Après cela, les connexions neuronales évoluent vers le mode adulte, signifiant la phase la plus longue, s’étendant sur plus de trois décennies.
Autour de 66 ans, un troisième tournant signale le début d’une phase de « vieillissement précoce », tandis qu’environ 83 ans marque l’adoption d’un état de « vieillissement tardif ».

Comme cité par The Guardian, les scientifiques ont quantifié l’organisation cérébrale avec 12 critères différents, incluant l’efficacité des connexions et leur degré de compartimentation, ainsi que la dépendance du cerveau aux noyaux ou son réseau de connectivité plus diffus.
De l’enfance à l’adolescence, notre cerveau est caractérisé par la « consolidation du réseau »; la richesse en synapses, soit les connexions entre les neurones, diminue, chaque connexion active survivant. Ce processus entraîne une baisse de l’efficacité des connexions cérébrales.
Simultanément, la matière grise et la matière blanche augmentent rapidement en volume, atteignant un pic dans l’épaisseur corticale, et stabilisant les plis corticals sur la surface externe du cerveau.
Lors de la seconde « ère », l’adolescence, la matière blanche continue à croître, affinant ainsi les réseaux de communication cérébrale.
Cette phase se distingue par une amélioration constante de l’efficacité des connexions, ce qui est lié à un meilleur rendement cognitif.

Ces « ères » sont définies en fonction d’une progression constante du développement cérébral, au lieu d’un état figé à tout moment.
Nous ne prétendons pas que les personnes de plus de 20 ans se comportent comme des adolescents, ni que leur cerveau ressemble à celui d’un adolescent. C’est vraiment le modèle du changement.

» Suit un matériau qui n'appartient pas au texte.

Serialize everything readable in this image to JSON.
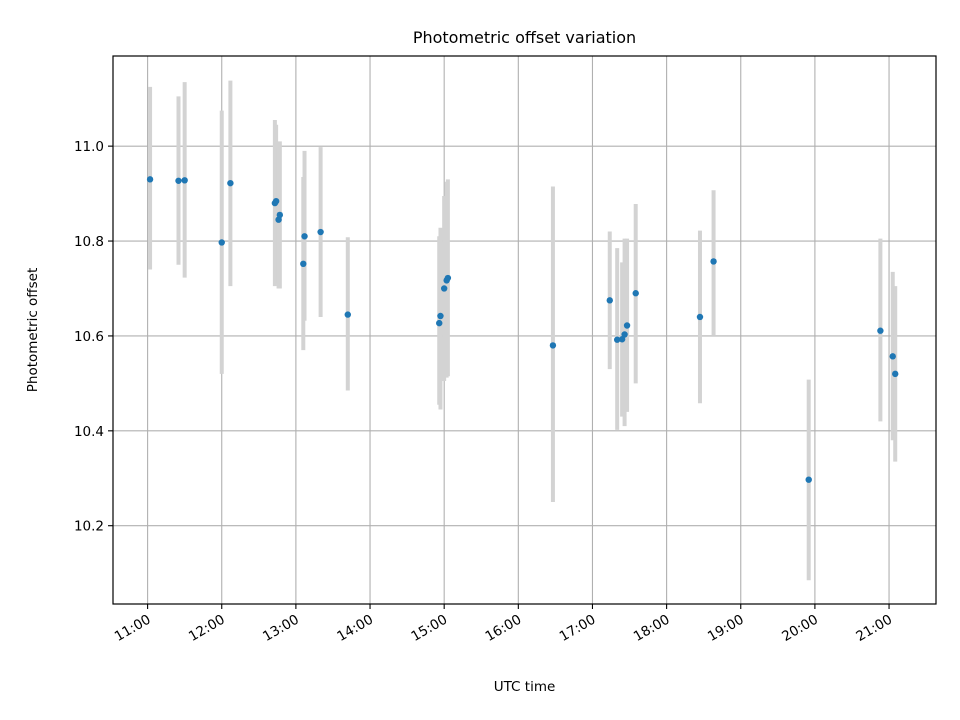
{
  "chart_data": {
    "type": "scatter",
    "title": "Photometric offset variation",
    "xlabel": "UTC time",
    "ylabel": "Photometric offset",
    "x_axis_type": "time",
    "xlim": [
      "10:32",
      "21:38"
    ],
    "ylim": [
      10.035,
      11.19
    ],
    "x_ticks": [
      "11:00",
      "12:00",
      "13:00",
      "14:00",
      "15:00",
      "16:00",
      "17:00",
      "18:00",
      "19:00",
      "20:00",
      "21:00"
    ],
    "y_ticks": [
      10.2,
      10.4,
      10.6,
      10.8,
      11.0
    ],
    "y_tick_labels": [
      "10.2",
      "10.4",
      "10.6",
      "10.8",
      "11.0"
    ],
    "grid": true,
    "legend": "none",
    "colors": {
      "point": "#1f77b4",
      "errorbar": "#d3d3d3",
      "grid": "#b0b0b0"
    },
    "points": [
      {
        "x": "11:02",
        "y": 10.93,
        "ylow": 10.74,
        "yhigh": 11.125
      },
      {
        "x": "11:25",
        "y": 10.927,
        "ylow": 10.75,
        "yhigh": 11.105
      },
      {
        "x": "11:30",
        "y": 10.928,
        "ylow": 10.723,
        "yhigh": 11.135
      },
      {
        "x": "12:00",
        "y": 10.797,
        "ylow": 10.52,
        "yhigh": 11.075
      },
      {
        "x": "12:07",
        "y": 10.922,
        "ylow": 10.705,
        "yhigh": 11.138
      },
      {
        "x": "12:43",
        "y": 10.88,
        "ylow": 10.705,
        "yhigh": 11.055
      },
      {
        "x": "12:44",
        "y": 10.884,
        "ylow": 10.71,
        "yhigh": 11.045
      },
      {
        "x": "12:46",
        "y": 10.845,
        "ylow": 10.7,
        "yhigh": 10.998
      },
      {
        "x": "12:47",
        "y": 10.855,
        "ylow": 10.7,
        "yhigh": 11.01
      },
      {
        "x": "13:06",
        "y": 10.752,
        "ylow": 10.57,
        "yhigh": 10.935
      },
      {
        "x": "13:07",
        "y": 10.81,
        "ylow": 10.632,
        "yhigh": 10.99
      },
      {
        "x": "13:20",
        "y": 10.819,
        "ylow": 10.64,
        "yhigh": 10.998
      },
      {
        "x": "13:42",
        "y": 10.645,
        "ylow": 10.485,
        "yhigh": 10.808
      },
      {
        "x": "14:56",
        "y": 10.627,
        "ylow": 10.455,
        "yhigh": 10.81
      },
      {
        "x": "14:57",
        "y": 10.642,
        "ylow": 10.445,
        "yhigh": 10.828
      },
      {
        "x": "15:00",
        "y": 10.7,
        "ylow": 10.505,
        "yhigh": 10.895
      },
      {
        "x": "15:02",
        "y": 10.717,
        "ylow": 10.512,
        "yhigh": 10.925
      },
      {
        "x": "15:03",
        "y": 10.722,
        "ylow": 10.515,
        "yhigh": 10.93
      },
      {
        "x": "16:28",
        "y": 10.58,
        "ylow": 10.25,
        "yhigh": 10.915
      },
      {
        "x": "17:14",
        "y": 10.675,
        "ylow": 10.53,
        "yhigh": 10.82
      },
      {
        "x": "17:20",
        "y": 10.592,
        "ylow": 10.402,
        "yhigh": 10.785
      },
      {
        "x": "17:24",
        "y": 10.593,
        "ylow": 10.43,
        "yhigh": 10.755
      },
      {
        "x": "17:26",
        "y": 10.603,
        "ylow": 10.41,
        "yhigh": 10.805
      },
      {
        "x": "17:28",
        "y": 10.622,
        "ylow": 10.44,
        "yhigh": 10.805
      },
      {
        "x": "17:35",
        "y": 10.69,
        "ylow": 10.5,
        "yhigh": 10.878
      },
      {
        "x": "18:27",
        "y": 10.64,
        "ylow": 10.458,
        "yhigh": 10.822
      },
      {
        "x": "18:38",
        "y": 10.757,
        "ylow": 10.6,
        "yhigh": 10.907
      },
      {
        "x": "19:55",
        "y": 10.297,
        "ylow": 10.085,
        "yhigh": 10.508
      },
      {
        "x": "20:53",
        "y": 10.611,
        "ylow": 10.42,
        "yhigh": 10.805
      },
      {
        "x": "21:03",
        "y": 10.557,
        "ylow": 10.38,
        "yhigh": 10.735
      },
      {
        "x": "21:05",
        "y": 10.52,
        "ylow": 10.335,
        "yhigh": 10.705
      }
    ]
  }
}
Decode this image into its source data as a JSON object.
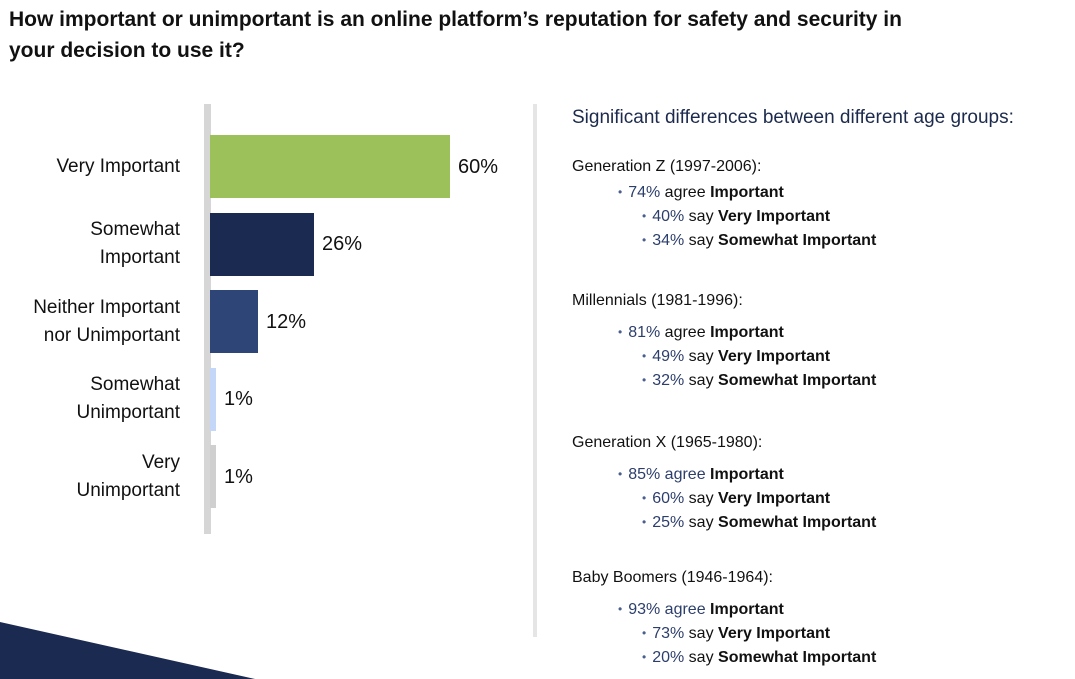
{
  "title": "How important or unimportant is an online platform’s reputation for safety and security in your decision to use it?",
  "chart_data": {
    "type": "bar",
    "orientation": "horizontal",
    "categories": [
      "Very Important",
      "Somewhat Important",
      "Neither Important nor Unimportant",
      "Somewhat Unimportant",
      "Very Unimportant"
    ],
    "category_lines": [
      [
        "Very Important"
      ],
      [
        "Somewhat",
        "Important"
      ],
      [
        "Neither Important",
        "nor Unimportant"
      ],
      [
        "Somewhat",
        "Unimportant"
      ],
      [
        "Very",
        "Unimportant"
      ]
    ],
    "values": [
      60,
      26,
      12,
      1,
      1
    ],
    "value_labels": [
      "60%",
      "26%",
      "12%",
      "1%",
      "1%"
    ],
    "colors": [
      "#9dc15a",
      "#1b2a50",
      "#2e4577",
      "#c5d7f8",
      "#cfcfcf"
    ],
    "xlim": [
      0,
      60
    ],
    "legend": "none",
    "grid": false
  },
  "panel": {
    "title": "Significant differences between different age groups:",
    "bullet_glyph": "•",
    "groups": [
      {
        "name": "Generation Z (1997-2006):",
        "agree_pct": "74%",
        "agree_word": "agree",
        "agree_label": "Important",
        "items": [
          {
            "pct": "40%",
            "say": "say",
            "label": "Very Important"
          },
          {
            "pct": "34%",
            "say": "say",
            "label": "Somewhat Important"
          }
        ]
      },
      {
        "name": "Millennials (1981-1996):",
        "agree_pct": "81%",
        "agree_word": "agree",
        "agree_label": "Important",
        "items": [
          {
            "pct": "49%",
            "say": "say",
            "label": "Very Important"
          },
          {
            "pct": "32%",
            "say": "say",
            "label": "Somewhat Important"
          }
        ]
      },
      {
        "name": "Generation X (1965-1980):",
        "agree_pct": "85% agree",
        "agree_word": "",
        "agree_label": "Important",
        "items": [
          {
            "pct": "60%",
            "say": "say",
            "label": "Very Important"
          },
          {
            "pct": "25%",
            "say": "say",
            "label": "Somewhat Important"
          }
        ]
      },
      {
        "name": "Baby Boomers (1946-1964):",
        "agree_pct": "93% agree",
        "agree_word": "",
        "agree_label": "Important",
        "items": [
          {
            "pct": "73%",
            "say": "say",
            "label": "Very Important"
          },
          {
            "pct": "20%",
            "say": "say",
            "label": "Somewhat Important"
          }
        ]
      }
    ]
  },
  "colors": {
    "accent_navy": "#1b2a50",
    "green": "#9dc15a",
    "text": "#111111"
  }
}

Alexa Mousley, qui a dirigé cette recherche, a précisé que « ces découvertes pourraient fournir des éléments de compréhension sur les facteurs de risque liés aux troubles de santé mentale, plus fréquents durant l’adolescence ».

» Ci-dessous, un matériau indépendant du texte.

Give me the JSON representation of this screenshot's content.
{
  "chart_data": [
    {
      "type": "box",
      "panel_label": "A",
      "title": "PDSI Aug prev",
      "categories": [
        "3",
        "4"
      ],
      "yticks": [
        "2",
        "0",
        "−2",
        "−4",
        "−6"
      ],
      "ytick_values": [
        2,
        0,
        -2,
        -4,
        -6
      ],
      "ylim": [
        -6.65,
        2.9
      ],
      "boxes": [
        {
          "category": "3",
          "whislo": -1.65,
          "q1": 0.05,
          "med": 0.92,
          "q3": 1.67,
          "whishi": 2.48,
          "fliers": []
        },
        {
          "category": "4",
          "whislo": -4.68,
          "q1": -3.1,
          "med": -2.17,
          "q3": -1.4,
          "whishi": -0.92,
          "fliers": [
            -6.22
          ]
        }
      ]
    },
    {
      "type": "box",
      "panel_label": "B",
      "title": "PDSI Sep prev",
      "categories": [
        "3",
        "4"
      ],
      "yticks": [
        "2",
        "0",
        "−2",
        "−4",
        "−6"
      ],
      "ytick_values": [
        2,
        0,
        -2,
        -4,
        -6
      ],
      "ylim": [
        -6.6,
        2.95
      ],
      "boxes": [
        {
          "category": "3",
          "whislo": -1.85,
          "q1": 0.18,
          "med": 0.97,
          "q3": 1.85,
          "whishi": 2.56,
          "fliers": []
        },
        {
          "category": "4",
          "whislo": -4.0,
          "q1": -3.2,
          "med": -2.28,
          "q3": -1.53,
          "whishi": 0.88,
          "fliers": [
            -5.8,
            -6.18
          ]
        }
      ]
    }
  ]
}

Un « point de virage » significatif après 30 ans
Environ à l’âge de 32 ans, le changement le plus marqué se manifeste : des événements de vie tels que la maternité pourraient influencer certaines des évolutions observées, bien que l’étude n’ait pas explicitement testé cette hypothèse.

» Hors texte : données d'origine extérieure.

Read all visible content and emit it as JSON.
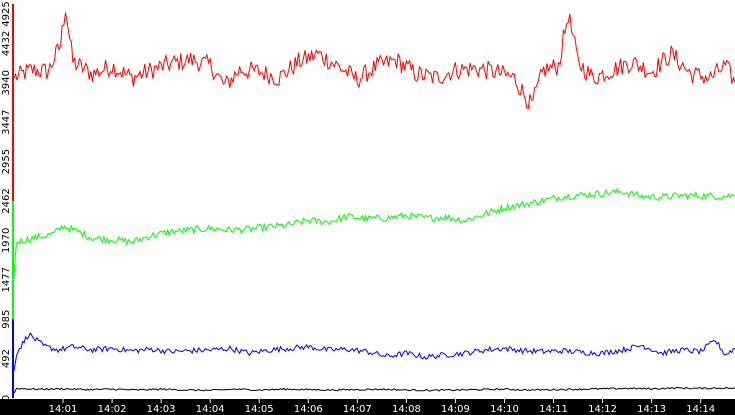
{
  "chart_data": {
    "type": "line",
    "title": "",
    "xlabel": "",
    "ylabel": "",
    "ylim": [
      0,
      4925
    ],
    "grid": false,
    "legend": "none",
    "x_tick_labels": [
      "14:01",
      "14:02",
      "14:03",
      "14:04",
      "14:05",
      "14:06",
      "14:07",
      "14:08",
      "14:09",
      "14:10",
      "14:11",
      "14:12",
      "14:13",
      "14:14"
    ],
    "y_tick_labels": [
      "0",
      "492",
      "985",
      "1477",
      "1970",
      "2462",
      "2955",
      "3447",
      "3940",
      "4432",
      "4925"
    ],
    "y_ticks": [
      0,
      492,
      985,
      1477,
      1970,
      2462,
      2955,
      3447,
      3940,
      4432,
      4925
    ],
    "y_tick_colors": [
      "#000000",
      "#0000ff",
      "#0000ff",
      "#00ff00",
      "#00ff00",
      "#00ff00",
      "#ff0000",
      "#ff0000",
      "#ff0000",
      "#ff0000",
      "#ff0000"
    ],
    "x_range_minutes": [
      0.0,
      14.7
    ],
    "series": [
      {
        "color": "#ff0000",
        "points": [
          [
            0.0,
            4000
          ],
          [
            0.35,
            4100
          ],
          [
            0.7,
            4080
          ],
          [
            0.95,
            4420
          ],
          [
            1.05,
            4900
          ],
          [
            1.2,
            4200
          ],
          [
            1.6,
            4050
          ],
          [
            2.0,
            4150
          ],
          [
            2.4,
            4000
          ],
          [
            2.8,
            4100
          ],
          [
            3.2,
            4180
          ],
          [
            3.6,
            4230
          ],
          [
            4.0,
            4160
          ],
          [
            4.3,
            3900
          ],
          [
            4.6,
            4100
          ],
          [
            5.0,
            4080
          ],
          [
            5.4,
            4000
          ],
          [
            5.8,
            4200
          ],
          [
            6.2,
            4300
          ],
          [
            6.6,
            4150
          ],
          [
            7.0,
            3980
          ],
          [
            7.4,
            4150
          ],
          [
            7.8,
            4220
          ],
          [
            8.2,
            4050
          ],
          [
            8.6,
            4000
          ],
          [
            9.0,
            4100
          ],
          [
            9.4,
            4120
          ],
          [
            9.8,
            4080
          ],
          [
            10.2,
            4000
          ],
          [
            10.55,
            3650
          ],
          [
            10.8,
            4100
          ],
          [
            11.1,
            4150
          ],
          [
            11.3,
            4800
          ],
          [
            11.5,
            4200
          ],
          [
            11.8,
            4000
          ],
          [
            12.2,
            4100
          ],
          [
            12.6,
            4200
          ],
          [
            13.0,
            4080
          ],
          [
            13.4,
            4300
          ],
          [
            13.8,
            4050
          ],
          [
            14.2,
            4000
          ],
          [
            14.5,
            4150
          ],
          [
            14.7,
            3950
          ]
        ]
      },
      {
        "color": "#00ff00",
        "points": [
          [
            0.0,
            1520
          ],
          [
            0.05,
            1950
          ],
          [
            0.4,
            2000
          ],
          [
            0.8,
            2050
          ],
          [
            1.0,
            2150
          ],
          [
            1.3,
            2080
          ],
          [
            1.6,
            2000
          ],
          [
            2.0,
            1980
          ],
          [
            2.4,
            1950
          ],
          [
            2.8,
            2030
          ],
          [
            3.2,
            2080
          ],
          [
            3.6,
            2100
          ],
          [
            4.0,
            2120
          ],
          [
            4.4,
            2100
          ],
          [
            4.8,
            2110
          ],
          [
            5.2,
            2140
          ],
          [
            5.6,
            2160
          ],
          [
            6.0,
            2220
          ],
          [
            6.4,
            2200
          ],
          [
            6.8,
            2270
          ],
          [
            7.2,
            2240
          ],
          [
            7.6,
            2250
          ],
          [
            8.0,
            2280
          ],
          [
            8.4,
            2250
          ],
          [
            8.8,
            2260
          ],
          [
            9.2,
            2220
          ],
          [
            9.6,
            2300
          ],
          [
            10.0,
            2380
          ],
          [
            10.4,
            2420
          ],
          [
            10.8,
            2470
          ],
          [
            11.2,
            2520
          ],
          [
            11.6,
            2540
          ],
          [
            12.0,
            2560
          ],
          [
            12.4,
            2580
          ],
          [
            12.8,
            2520
          ],
          [
            13.2,
            2510
          ],
          [
            13.6,
            2530
          ],
          [
            14.0,
            2530
          ],
          [
            14.4,
            2520
          ],
          [
            14.7,
            2530
          ]
        ]
      },
      {
        "color": "#0000ff",
        "points": [
          [
            0.0,
            340
          ],
          [
            0.05,
            560
          ],
          [
            0.3,
            800
          ],
          [
            0.6,
            650
          ],
          [
            0.9,
            600
          ],
          [
            1.2,
            640
          ],
          [
            1.6,
            600
          ],
          [
            2.0,
            620
          ],
          [
            2.4,
            590
          ],
          [
            2.8,
            610
          ],
          [
            3.2,
            580
          ],
          [
            3.6,
            590
          ],
          [
            4.0,
            600
          ],
          [
            4.4,
            620
          ],
          [
            4.8,
            560
          ],
          [
            5.2,
            600
          ],
          [
            5.6,
            620
          ],
          [
            6.0,
            640
          ],
          [
            6.4,
            600
          ],
          [
            6.8,
            610
          ],
          [
            7.2,
            580
          ],
          [
            7.6,
            520
          ],
          [
            8.0,
            560
          ],
          [
            8.4,
            510
          ],
          [
            8.8,
            540
          ],
          [
            9.2,
            560
          ],
          [
            9.6,
            600
          ],
          [
            10.0,
            620
          ],
          [
            10.4,
            590
          ],
          [
            10.8,
            580
          ],
          [
            11.2,
            590
          ],
          [
            11.6,
            570
          ],
          [
            12.0,
            560
          ],
          [
            12.4,
            600
          ],
          [
            12.8,
            660
          ],
          [
            13.2,
            560
          ],
          [
            13.6,
            600
          ],
          [
            14.0,
            580
          ],
          [
            14.3,
            720
          ],
          [
            14.5,
            540
          ],
          [
            14.7,
            620
          ]
        ]
      },
      {
        "color": "#000000",
        "points": [
          [
            0.0,
            60
          ],
          [
            0.05,
            120
          ],
          [
            0.5,
            110
          ],
          [
            1.0,
            115
          ],
          [
            1.5,
            105
          ],
          [
            2.0,
            110
          ],
          [
            2.5,
            100
          ],
          [
            3.0,
            110
          ],
          [
            3.5,
            100
          ],
          [
            4.0,
            95
          ],
          [
            4.5,
            110
          ],
          [
            5.0,
            100
          ],
          [
            5.5,
            110
          ],
          [
            6.0,
            105
          ],
          [
            6.5,
            100
          ],
          [
            7.0,
            105
          ],
          [
            7.5,
            110
          ],
          [
            8.0,
            100
          ],
          [
            8.5,
            95
          ],
          [
            9.0,
            100
          ],
          [
            9.5,
            105
          ],
          [
            10.0,
            110
          ],
          [
            10.5,
            100
          ],
          [
            11.0,
            105
          ],
          [
            11.5,
            110
          ],
          [
            12.0,
            115
          ],
          [
            12.5,
            120
          ],
          [
            13.0,
            115
          ],
          [
            13.5,
            125
          ],
          [
            14.0,
            120
          ],
          [
            14.5,
            125
          ],
          [
            14.7,
            120
          ]
        ]
      }
    ]
  }
}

Mousley a déclaré : « Nous savons que le cerveau des femmes ayant donné naissance évolue par la suite; il est raisonnable de supposer qu’il y ait une corrélation entre ces étapes et les changements cérébraux ».
Dès 32 ans, l’architecture cérébrale semble se stabiliser par rapport aux phases précédentes, correspondant à un « niveau d’intelligence et de personnalité », selon d’autres recherches. Les régions cérébrales deviennent également plus compartimentées.
Les deux derniers tournants sont marqués par des diminutions de la connectivité cérébrale, ce qui est perçu comme lié au vieillissement et à la dégradation de la matière blanche dans le cerveau.